When Ten Ton Hammer initially decided to craft this article, we sent out a list of questions to a number of prominent developer in the MMO industry. One of our most intriguing answers came from former EverQuest II senior producer and creative director, Scott Hartsman. His answer hit squarely on the money/beta testing issue, and rather than chopping his thoughts into pieces, here’s what he had to say about beta testing and money:

For the AAA, eight- and nine- figure budget extravaganzas, big betas aren't going away any time soon.  What companies get out of them has shifted over time, but they remain an important part of getting a game out the door.

As product cost and complexity have increased, the emphasis of beta has indeed shifted toward toward marketing and load testing both your gameplay and operational systems.  However, those are still critical activities in the high-budget, launch-big-or-die model.   (That model has many weaknesses, but that's an entire topic in itself.)

The reason this happened is simple - It's about the money.  Let's say you're a AAA game with 3-4 years of time and money invested, enough money to support a large team having worked on it for that long.  Games like this frequently need to go for years before enough pieces come together before you can start making decisions about what's fun and what isn't.

By the time beta begins, you've made decision after decision that have compounded on each other.  Your assumptions' assumptions' have assumptions about what your game is.  The whole product, systems, content, operations, marketing, PR, community ramp, you name it -- is built upon them.  Changing core assumptions about the product itself is unlikely to be possible without significant delays, costing progressively more money per month.  (Remember, the months toward the end of the dev cycle are the most expensive ones by far.)

The game is, for the most part, what it is.  You're capable of making shifts, but the more complex the game, the more minor the shifts you can make with any confidence.  If assumptions that you made years ago turn out to be wrong, you're left to scramble, or in most cases, do your best to ameliorate the now-certain fallout.

If you haven't verified your gameplay at the point of having a beta, you've already left your fate to chance.  (This is, of course, all presuming that your game has passed the technical bar in terms of stability, which is all too often not the case.  And, again, is another flaw with the launch-big-or-die model.)

As budgets go up and schedules get longer, the model is growing more and more analogous to movies.  If anything, people can see what goes on with blockbuster movie releases and draw certain comparisons.
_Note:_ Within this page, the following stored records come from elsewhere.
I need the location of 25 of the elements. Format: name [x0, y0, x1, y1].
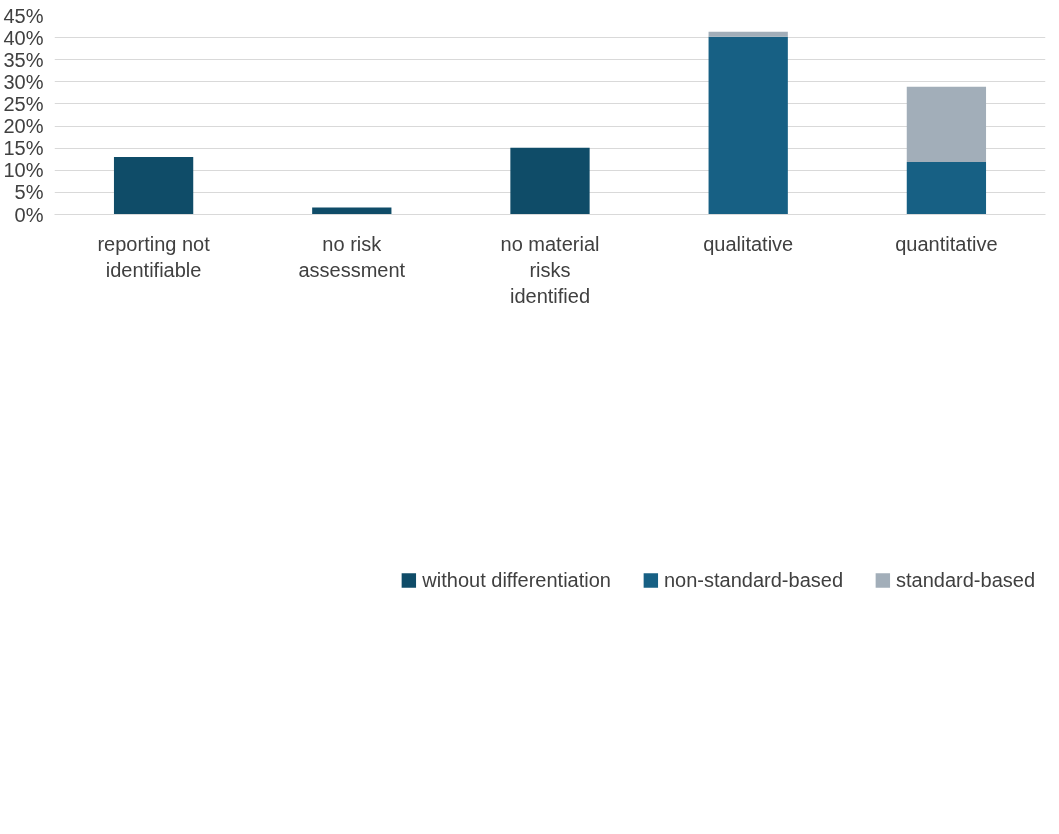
bar	[906, 86, 987, 162]
y-tick-label: 25%	[3, 92, 44, 115]
y-tick-label: 5%	[14, 181, 44, 204]
legend-label: non-standard-based	[664, 568, 844, 592]
legend-label: without differentiation	[422, 568, 611, 592]
y-tick-label: 20%	[3, 115, 44, 138]
y-tick-label: 40%	[3, 26, 44, 49]
x-tick-label: reporting not identifiable	[97, 232, 211, 281]
x-tick-label: no material risks identified	[500, 232, 600, 308]
y-tick-label: 30%	[3, 70, 44, 93]
bar	[708, 36, 788, 215]
y-tick-label: 45%	[3, 4, 44, 27]
y-tick-label: 15%	[3, 137, 44, 160]
legend-label: standard-based	[896, 568, 1035, 592]
x-tick-label: no risk assessment	[298, 232, 406, 281]
y-tick-label: 0%	[14, 203, 44, 226]
x-tick-label: quantitative	[895, 232, 998, 255]
bar	[113, 157, 194, 215]
y-tick-label: 10%	[3, 159, 44, 182]
x-tick-label: qualitative	[703, 232, 794, 255]
y-tick-label: 35%	[3, 48, 44, 71]
bar	[312, 207, 392, 215]
bar	[906, 161, 987, 215]
bar	[510, 147, 590, 215]
bar	[708, 31, 788, 37]
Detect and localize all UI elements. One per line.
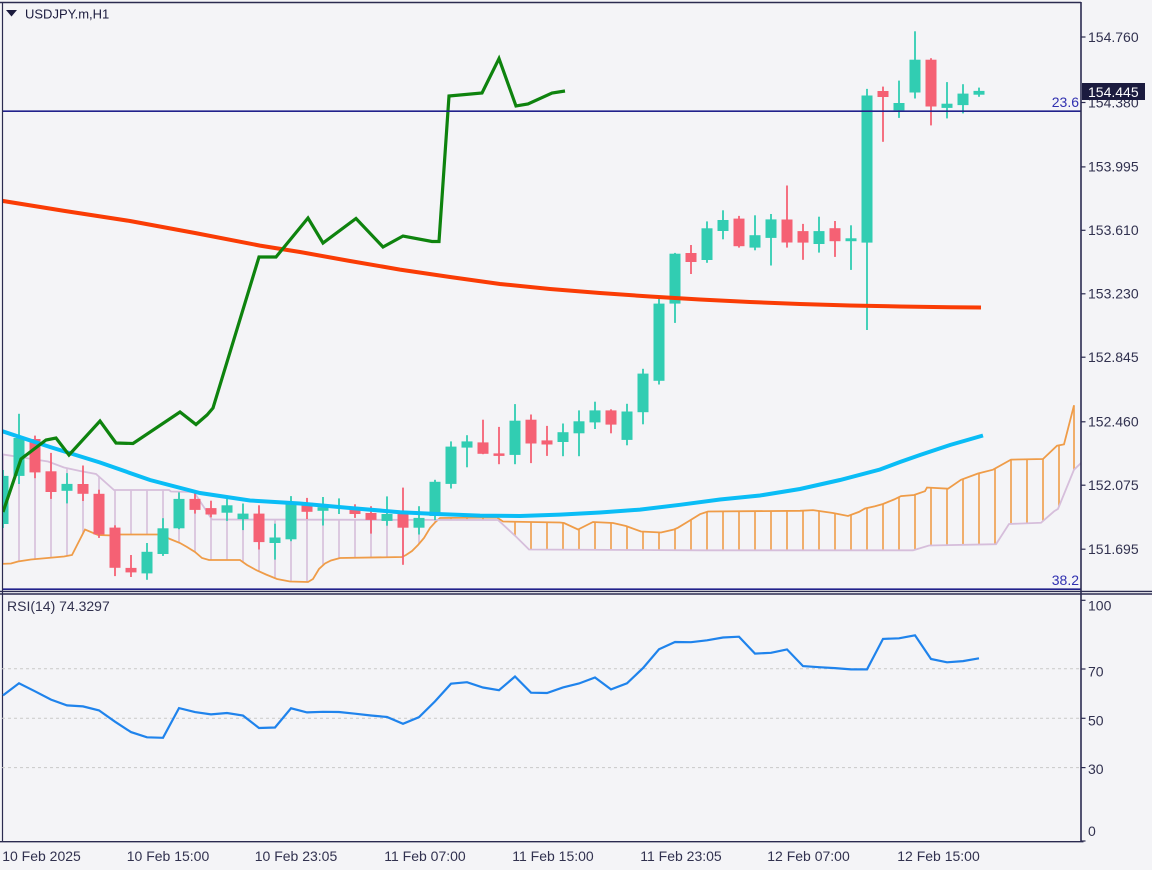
svg-text:70: 70 — [1088, 664, 1104, 680]
svg-text:10 Feb 23:05: 10 Feb 23:05 — [255, 848, 338, 864]
svg-text:50: 50 — [1088, 713, 1104, 729]
svg-text:23.6: 23.6 — [1052, 94, 1079, 110]
svg-text:153.610: 153.610 — [1088, 222, 1139, 238]
svg-text:154.760: 154.760 — [1088, 29, 1139, 45]
svg-text:152.460: 152.460 — [1088, 414, 1139, 430]
svg-text:151.695: 151.695 — [1088, 541, 1139, 557]
svg-text:154.445: 154.445 — [1088, 84, 1139, 100]
svg-text:11 Feb 15:00: 11 Feb 15:00 — [512, 848, 594, 864]
svg-text:RSI(14) 74.3297: RSI(14) 74.3297 — [7, 598, 110, 614]
svg-text:38.2: 38.2 — [1052, 572, 1079, 588]
svg-text:30: 30 — [1088, 761, 1104, 777]
svg-text:11 Feb 23:05: 11 Feb 23:05 — [640, 848, 722, 864]
svg-text:100: 100 — [1088, 597, 1112, 613]
svg-text:11 Feb 07:00: 11 Feb 07:00 — [384, 848, 466, 864]
svg-text:12 Feb 07:00: 12 Feb 07:00 — [767, 848, 850, 864]
svg-text:10 Feb 15:00: 10 Feb 15:00 — [127, 848, 210, 864]
svg-text:12 Feb 15:00: 12 Feb 15:00 — [897, 848, 980, 864]
svg-text:0: 0 — [1088, 823, 1096, 839]
svg-text:USDJPY.m,H1: USDJPY.m,H1 — [25, 7, 109, 22]
svg-text:10 Feb 2025: 10 Feb 2025 — [2, 848, 81, 864]
svg-text:152.075: 152.075 — [1088, 477, 1139, 493]
svg-text:153.230: 153.230 — [1088, 286, 1139, 302]
svg-text:153.995: 153.995 — [1088, 159, 1139, 175]
svg-text:152.845: 152.845 — [1088, 349, 1139, 365]
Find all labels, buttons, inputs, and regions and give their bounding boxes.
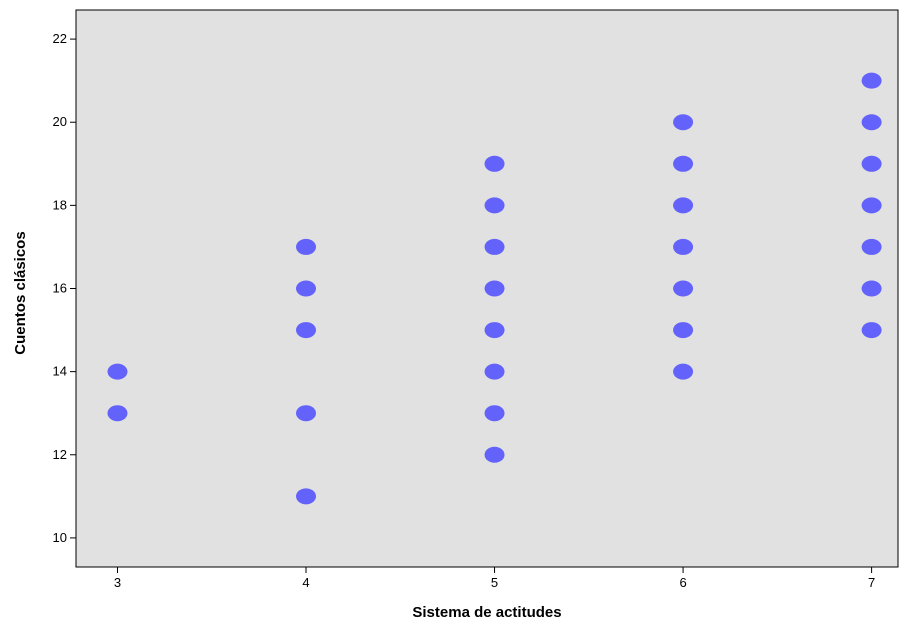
data-point [484,280,505,297]
data-point [861,197,882,214]
x-tick-label: 6 [679,575,686,590]
data-points [107,72,882,505]
data-point [673,322,694,339]
data-point [673,155,694,172]
data-point [296,280,317,297]
data-point [296,322,317,339]
y-tick-label: 14 [53,364,67,379]
y-tick-label: 12 [53,447,67,462]
y-tick-label: 10 [53,530,67,545]
data-point [484,155,505,172]
data-point [861,238,882,255]
data-point [861,72,882,89]
x-tick-label: 3 [114,575,121,590]
y-axis-title: Cuentos clásicos [12,231,29,354]
y-axis: 10 12 14 16 18 20 22 [53,31,76,545]
data-point [673,114,694,131]
data-point [484,363,505,380]
y-tick-label: 20 [53,114,67,129]
data-point [484,238,505,255]
data-point [296,488,317,505]
data-point [673,238,694,255]
data-point [861,114,882,131]
data-point [484,446,505,463]
y-tick-label: 22 [53,31,67,46]
y-tick-label: 16 [53,281,67,296]
data-point [296,238,317,255]
data-point [296,405,317,422]
data-point [861,322,882,339]
x-tick-label: 4 [302,575,309,590]
data-point [861,155,882,172]
data-point [861,280,882,297]
data-point [107,363,128,380]
x-axis: 3 4 5 6 7 [114,567,875,590]
data-point [484,322,505,339]
data-point [673,363,694,380]
y-tick-label: 18 [53,197,67,212]
x-tick-label: 5 [491,575,498,590]
data-point [673,197,694,214]
data-point [484,405,505,422]
x-axis-title: Sistema de actitudes [412,604,561,621]
data-point [484,197,505,214]
data-point [673,280,694,297]
data-point [107,405,128,422]
x-tick-label: 7 [868,575,875,590]
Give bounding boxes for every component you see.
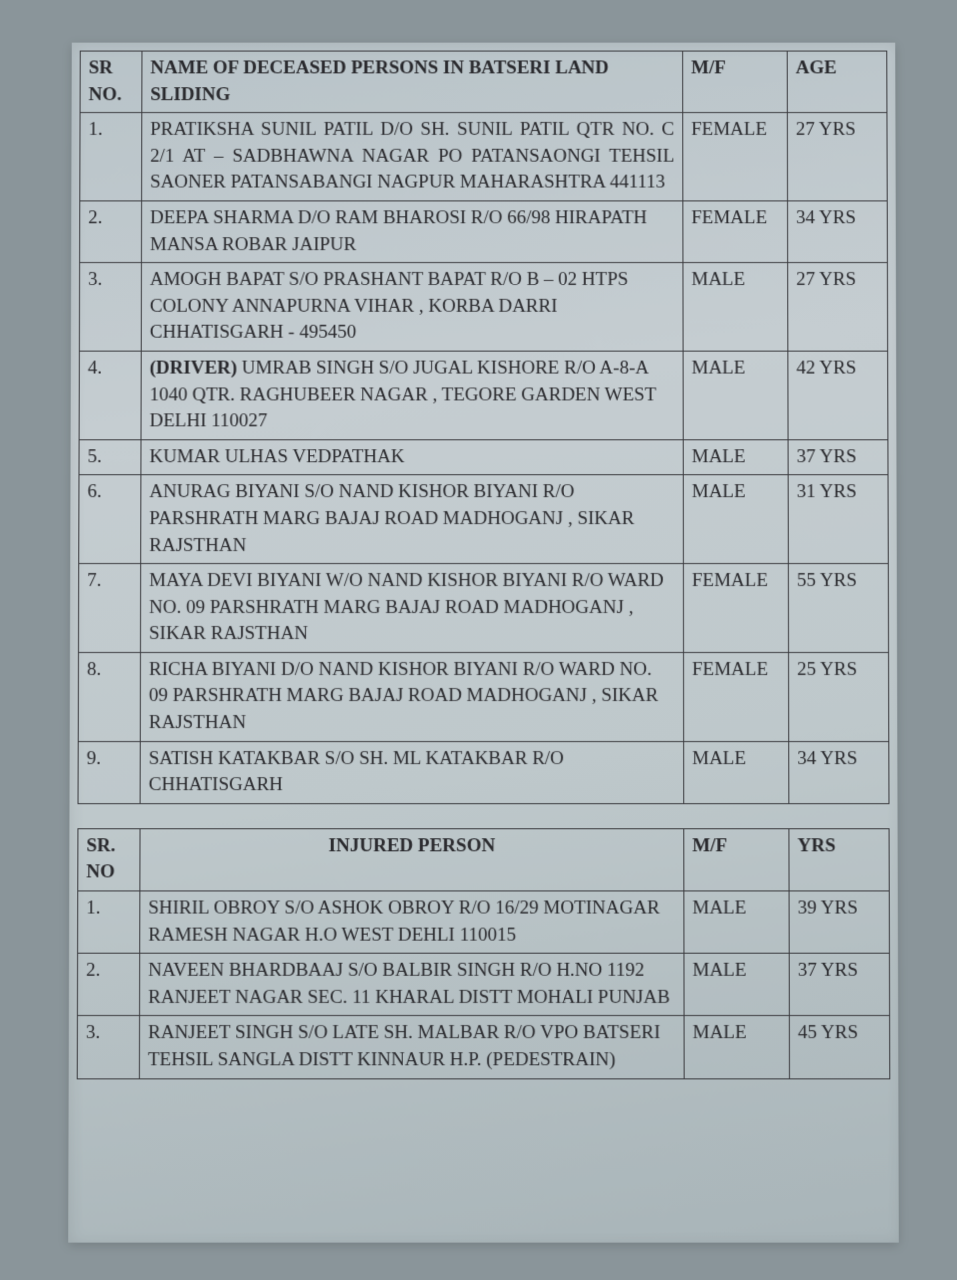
cell-sr: 1. bbox=[80, 113, 142, 201]
cell-sr: 8. bbox=[78, 652, 140, 741]
table-header-row: SR NO. NAME OF DECEASED PERSONS IN BATSE… bbox=[80, 51, 887, 113]
cell-mf: MALE bbox=[684, 1016, 789, 1079]
cell-sr: 7. bbox=[78, 564, 140, 653]
cell-mf: MALE bbox=[683, 440, 788, 475]
table-row: 3. RANJEET SINGH S/O LATE SH. MALBAR R/O… bbox=[77, 1016, 890, 1079]
cell-name: AMOGH BAPAT S/O PRASHANT BAPAT R/O B – 0… bbox=[141, 263, 683, 351]
cell-sr: 3. bbox=[79, 263, 141, 351]
cell-name: SATISH KATAKBAR S/O SH. ML KATAKBAR R/O … bbox=[140, 741, 684, 803]
cell-age: 37 YRS bbox=[789, 953, 889, 1015]
table-row: 1. SHIRIL OBROY S/O ASHOK OBROY R/O 16/2… bbox=[78, 891, 890, 953]
cell-name: PRATIKSHA SUNIL PATIL D/O SH. SUNIL PATI… bbox=[142, 113, 683, 201]
cell-mf: FEMALE bbox=[683, 113, 788, 201]
cell-name: KUMAR ULHAS VEDPATHAK bbox=[141, 440, 683, 475]
header-name: NAME OF DECEASED PERSONS IN BATSERI LAND… bbox=[142, 51, 683, 113]
cell-name: ANURAG BIYANI S/O NAND KISHOR BIYANI R/O… bbox=[141, 475, 684, 564]
header-age: AGE bbox=[787, 51, 887, 113]
header-sr: SR NO. bbox=[80, 51, 142, 113]
cell-name: NAVEEN BHARDBAAJ S/O BALBIR SINGH R/O H.… bbox=[140, 953, 684, 1015]
cell-name: (DRIVER) UMRAB SINGH S/O JUGAL KISHORE R… bbox=[141, 351, 683, 439]
cell-mf: FEMALE bbox=[684, 652, 789, 741]
table-row: 9. SATISH KATAKBAR S/O SH. ML KATAKBAR R… bbox=[78, 741, 889, 803]
header-age: YRS bbox=[789, 829, 889, 891]
cell-age: 34 YRS bbox=[789, 741, 889, 803]
cell-age: 45 YRS bbox=[789, 1016, 889, 1079]
cell-mf: MALE bbox=[683, 475, 788, 564]
cell-mf: MALE bbox=[683, 263, 788, 351]
header-mf: M/F bbox=[683, 51, 788, 113]
cell-age: 55 YRS bbox=[788, 564, 888, 653]
cell-sr: 3. bbox=[77, 1016, 139, 1079]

No big beta?  With a quality product at this stage in the industry's evolution the negatives almost never outweigh the positives.

Unlike movies, seldom are there a half dozen launches competing for attention in the same month, much less the same week, where movies might have some competitive advantage to keeping secrets this late in the game.  MMOs differ from movies in that they're a long term time investment.  The pattern of hype generation is different.

The way MMOs are most similar to movies, exploding costs aside, is that if you don't see an advance reviewer screening for a movie:  Something Has Gone Terribly Wrong.  Bad news is being kept out of the market in hopes of keeping day-one sales high.

The same can be said for lack of betas, repeatedly late betas, or overly-restrictive betas for MMOs.

The company knows that early sales are now where the bulk of the money is going to come from, instead of huge usage numbers over time, and it's doing what it needs to -- preserving those precious day one revenues, since it could well need that money to survive.